Zuenir Ventura: personagem, testemunha e narrador da História
Zuenir Ventura é uma testemunha da história. Jornalista, professor e agora imortal da Academia Brasileira de Letras, ele viveu para contar e resgatar a memória de um dos períodos mais sombrios da história recente do Brasil. Seu livro “1968 – o ano que não terminou” é um dos mais célebres registros sobre a época da ditadura militar.
Publicado 28/12/2014 10:01
A edição especial do Brasilidade traz um personagem cujo papel fundamental tem sido transmitir às diferentes gerações a necessidade de se falar sobre princípios básicos como liberdade e democracia. “Você precisa do passado para entender o presente e para construir o seu futuro”, pondera.
O jornalista diz que até hoje ainda é difícil lembrar do que aconteceu com pessoas próximas; vítimas de perseguições, torturas e mortes. Para escrever “1968”, Zuenir diz que ouviu muitas pessoas e mergulhou em documentos, registros e qualquer outra forma de traduzir, com fidelidade, os episódios e situações históricas. “Em 1987, quando eu estava escrevendo sobre 68, eu só pensava em 68. Quase não lembro do que aconteceu em 87, eu acho que fiquei até meio chato, porque só perguntava às pessoas onde elas estavam e o que elas estavam fazendo em 68”, conta.
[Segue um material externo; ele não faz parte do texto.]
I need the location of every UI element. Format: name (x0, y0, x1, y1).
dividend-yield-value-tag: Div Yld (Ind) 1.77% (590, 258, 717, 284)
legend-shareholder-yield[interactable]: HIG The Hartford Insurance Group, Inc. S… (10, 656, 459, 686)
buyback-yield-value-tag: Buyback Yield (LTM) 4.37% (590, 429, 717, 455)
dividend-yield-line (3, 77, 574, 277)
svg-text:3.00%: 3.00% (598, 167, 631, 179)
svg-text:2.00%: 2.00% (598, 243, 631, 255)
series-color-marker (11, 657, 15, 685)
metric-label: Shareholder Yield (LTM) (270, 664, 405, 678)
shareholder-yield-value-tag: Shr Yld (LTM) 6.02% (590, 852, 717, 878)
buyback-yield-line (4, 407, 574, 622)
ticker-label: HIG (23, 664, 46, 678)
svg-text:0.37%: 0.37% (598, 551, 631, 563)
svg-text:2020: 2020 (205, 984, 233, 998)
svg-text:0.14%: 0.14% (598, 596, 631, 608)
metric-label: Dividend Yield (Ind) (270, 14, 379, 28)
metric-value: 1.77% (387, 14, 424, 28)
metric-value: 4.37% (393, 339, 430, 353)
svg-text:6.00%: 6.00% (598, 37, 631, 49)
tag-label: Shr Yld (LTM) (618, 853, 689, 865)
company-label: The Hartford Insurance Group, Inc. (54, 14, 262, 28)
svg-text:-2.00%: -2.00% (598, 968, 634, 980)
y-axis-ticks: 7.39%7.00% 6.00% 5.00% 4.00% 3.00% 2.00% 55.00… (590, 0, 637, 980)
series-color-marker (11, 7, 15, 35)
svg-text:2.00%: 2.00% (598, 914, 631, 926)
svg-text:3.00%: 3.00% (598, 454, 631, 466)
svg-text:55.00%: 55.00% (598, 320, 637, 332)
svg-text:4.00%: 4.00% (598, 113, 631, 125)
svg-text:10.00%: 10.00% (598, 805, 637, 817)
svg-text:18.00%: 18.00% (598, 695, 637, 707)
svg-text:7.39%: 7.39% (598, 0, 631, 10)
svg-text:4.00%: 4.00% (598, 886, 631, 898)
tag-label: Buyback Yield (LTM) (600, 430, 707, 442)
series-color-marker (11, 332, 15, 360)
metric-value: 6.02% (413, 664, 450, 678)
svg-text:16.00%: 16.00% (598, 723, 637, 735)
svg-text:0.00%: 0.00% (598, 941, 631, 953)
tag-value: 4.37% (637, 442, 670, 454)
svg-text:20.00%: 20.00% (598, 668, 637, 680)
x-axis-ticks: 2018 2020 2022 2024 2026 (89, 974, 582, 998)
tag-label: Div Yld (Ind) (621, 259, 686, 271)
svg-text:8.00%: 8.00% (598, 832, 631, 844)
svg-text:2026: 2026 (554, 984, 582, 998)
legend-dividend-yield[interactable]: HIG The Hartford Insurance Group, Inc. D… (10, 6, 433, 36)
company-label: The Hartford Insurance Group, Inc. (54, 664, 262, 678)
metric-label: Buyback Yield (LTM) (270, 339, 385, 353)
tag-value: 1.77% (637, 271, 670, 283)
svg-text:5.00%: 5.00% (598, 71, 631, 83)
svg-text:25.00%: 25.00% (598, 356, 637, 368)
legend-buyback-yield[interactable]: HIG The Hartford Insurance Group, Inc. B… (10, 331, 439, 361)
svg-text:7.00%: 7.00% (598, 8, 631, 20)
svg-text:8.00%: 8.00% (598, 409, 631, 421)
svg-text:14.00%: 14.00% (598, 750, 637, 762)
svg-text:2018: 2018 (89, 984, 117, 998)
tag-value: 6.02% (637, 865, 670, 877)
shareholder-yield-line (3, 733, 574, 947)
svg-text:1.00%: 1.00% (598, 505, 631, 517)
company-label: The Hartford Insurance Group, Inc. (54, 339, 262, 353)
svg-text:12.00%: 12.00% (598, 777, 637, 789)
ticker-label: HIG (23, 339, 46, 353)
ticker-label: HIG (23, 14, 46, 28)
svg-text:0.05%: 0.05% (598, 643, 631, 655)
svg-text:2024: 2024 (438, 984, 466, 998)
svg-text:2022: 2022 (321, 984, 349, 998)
Para Zuenir, um dos episódios mais marcantes foi o dia 13 de dezembro daquele ano, quando foi instituído o AI-5, revogando direitos individuais e deflagrando diversas operações de captura, tortura e assassinatos. Ele diz que a censura, as perseguições e o cerceamento à informação foram os principais prejuízos para a sociedade da época. “A matéria prima do jornalista, que é a liberdade, é o ar que a gente respira. Eu acho que o prejuízo maior foi para a sociedade, porque, claro que nós, jornalistas, sofremos muito, mas a sociedade ficou sem saber o que estava acontecendo. Hoje, quando um jovem diz para mim assim: ‘Não, mas olha, hoje também, hoje tem censura do mercado’, eu falo: ‘Olha, você não sabe o que é viver sob censura’, avalia.
Ele lembra do episódio de uma tentativa de tentar retratar o contexto da época sem o veto imposto pela censura. “Tem uma edição histórica do Jornal do Brasil que tenta furar a censura. Saía assim, em cima do jornal, no cabeçalho, ao lado, a temperatura, a meteorologia, e aí a meteorologia daquele dia era assim: ‘Tempo escuro, sujeito a tempestade, não sei o quê’, que era uma forma, era uma tentativa de você passar a informação de que estava sob censura, mas era tudo muito sutil, que o leitor, o leitor médio, ele não percebia. Mas aí começa a tentativa de você passar, de alguma maneira, a informação para o seu leitor, mas era muito difícil”, lembra.
O próprio Zuenir foi vítima da repressão do período. Preso sem nenhuma acusação formal, passou três meses encarcerado, mas não chegou a sofrer nenhum tipo de violência física. “Eu fui preso sem a menor razão, eu não participei de nenhum movimento. Eu acompanhava, eu era professor, eu acompanhava os jovens numa passeata, numa assembleia, mas nada de importante. Não tinha nenhuma importância política e eu fui preso como muitos foram naquela época, sem saber o porquê. Naquele momento você nunca estava livre da ameaça de tortura, você nunca sabia se chegaria o seu dia. Tive a sorte de ser bem tratado, não ser torturado, mas outros amigos meus, não. E é muito triste lembrar disso”, relata.
Passados 50 anos do golpe militar, Zuenir diz que o Brasil avançou em sua democracia ao instituir a Comissão Nacional da Verdade e passar a limpo um dos episódios mais marcantes de sua história recente. “Eu sofria demais vendo outros países que já tinham comissão da verdade e o Brasil se recusava a abrir os seus arquivos, abrir o seu passado. Está sendo feito e está sendo feito com muito critério, está sendo feito sem nenhum espírito de revanche, sem nenhum espírito de vingança. O que está se querendo fazer é exatamente descobrir o seu passado, rever o seu passado, a sua história e não repetir. Aquele ciclo não tinha se fechado ainda, sem a Comissão da Verdade, sem esse balanço ”, diz.